Analisemo-na pela forma, antes do conteúdo. Sete palavras a formam. Ou as formam, porque são duas frases. Na primeira parte, há um condicionante e uma negativa. No fim, um generalismo. Estudantes de comunicação hão de dizer “é péssima”. E ainda tascarão um inapelável ponto de exclamação depois da classificação.
Aprendem que a melhor forma de um emissor conservar o exato sentido da mensagem no caminho até o receptor é fugir de negativas, condicionantes e generalismos. Mas aqui, não. Tais conceitos não resistem a pouco mais de meia dúzia de palavras.
Quanto ao conteúdo, temos um marco filosófico. O condicionante extirpa de antemão qualquer réplica. E o fazendo, torna o resto verdade definitiva.
A verdade, que se revela óbvia, cristalina, é que a existência de Deus (aqui já vão trezentos milhões de conceitos) sugere um padrão moral. Ou seja, há um certo absoluto e um errado absoluto, independente de parâmetro cultural.
É quase o contrário de um dos preceitos de Niezstche, de que não existe certo ou errado, tudo depende de ponto de vista (acho que daí nasceu a confusão da Folha).
Pois bem, conversava com um político na semana passada e ele recorreu à mal-assombrada. Não lembro à guiza de quê. Aliás, lembro. Ele argumentava contra os métodos de determinado candidato à Presidência da República. Dizia que a conquista do poder demanda certos pudores. “Afinal, ...” e pronunciou-a com ar dialético, sem dar-lhe o devido crédito.
Comecei este ensaio dizendo estar assombrado pela frase e até agora não há sinal de espanto. Mas você, leitor atento, há de concordar que a frase está ganhando uma certa onipresença, o que é de impressionar.
Anda na TV, nos jornais, em bate-papos despretensiosos. Não vai demorar e veremos pichações nos muros. Catarse absoluta, um desses jovens que venderam a privacidade à televisão hão de pronunciá-la antes da sobremesa. Ou um garoto propaganda qualquer vai fechar o anúncio de promoção de magazine com ela.
Minha intenção de entender tal onipresença está cada vez mais parecida com paranóia. De uma hora para outra, a frase cai na boca do povo como se fosse um político corrupto. Pior, não há nada que explique o fenômeno. A cada instante, parto às elucubrações.

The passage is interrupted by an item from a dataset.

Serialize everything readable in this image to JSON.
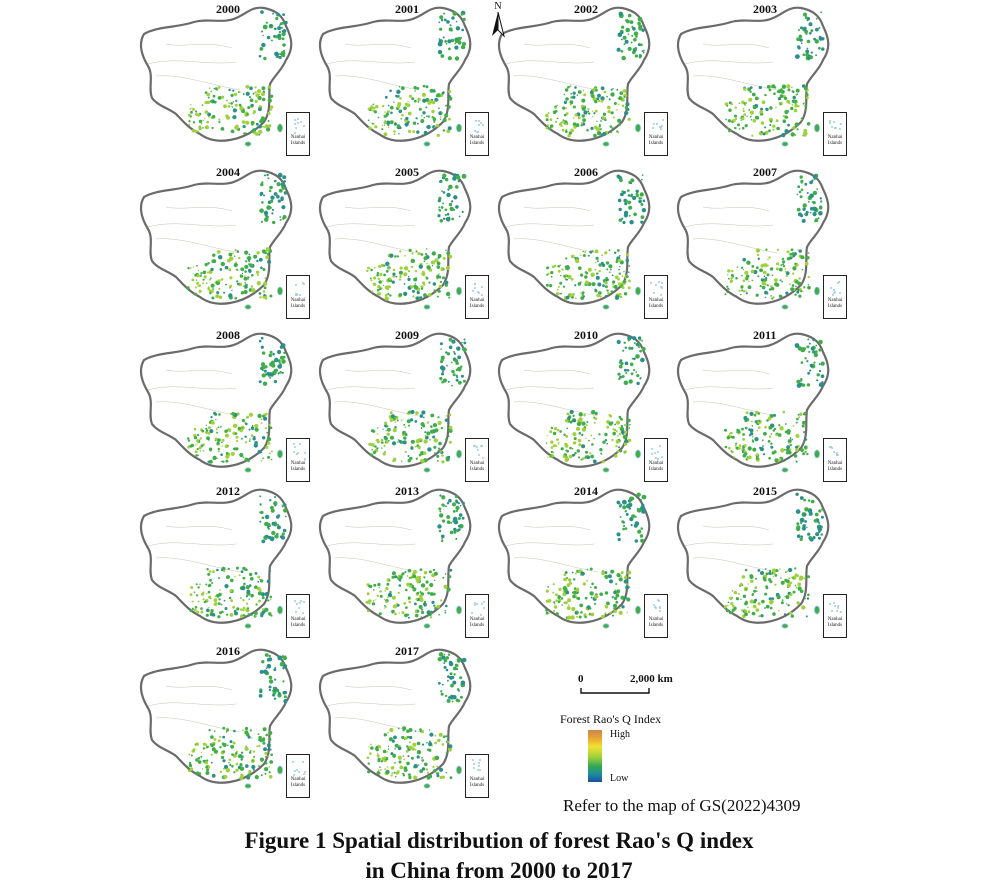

Dostoiévsky foi um escritor brilhante, mas era alcoólatra e viciado em jogo. Seu pai foi assassinado pelos servos da fazenda onde morava. Densa, sua obra literária rendeu-lhe uma temporada de trabalhos forçados na Sibéria. Os Irmãos Karamazov é seu último romance, escrito na volta do exílio. Acredita-se que seja também sua obra-prima fundamental. Nela, faz uma crítica profunda à Rússia, personificada na família do velho Karamazov, um cidadão medíocre, marido pusilânime e pai opressor, assassinado por um filho ilegítimo.
Não encontro semelhanças entre o Brasil de hoje e a Rússia de ontem que justifiquem a onipotência da mal-assombrada.
Talvez sejamos um país alcoólatra e viciado em jogo, mas os dramas nacionais são bem mais pastosos do que o sangue que lavou a Rússia na geração seguinte a Os Irmãos Karamazov.
Se lá ele foi profético, aqui é apenas termômetro. Que mede o alto grau em que pulula a futilidade nacional e nos lembra, como um letreiro de motel: cuidado, Brasil, nem tudo é permitido.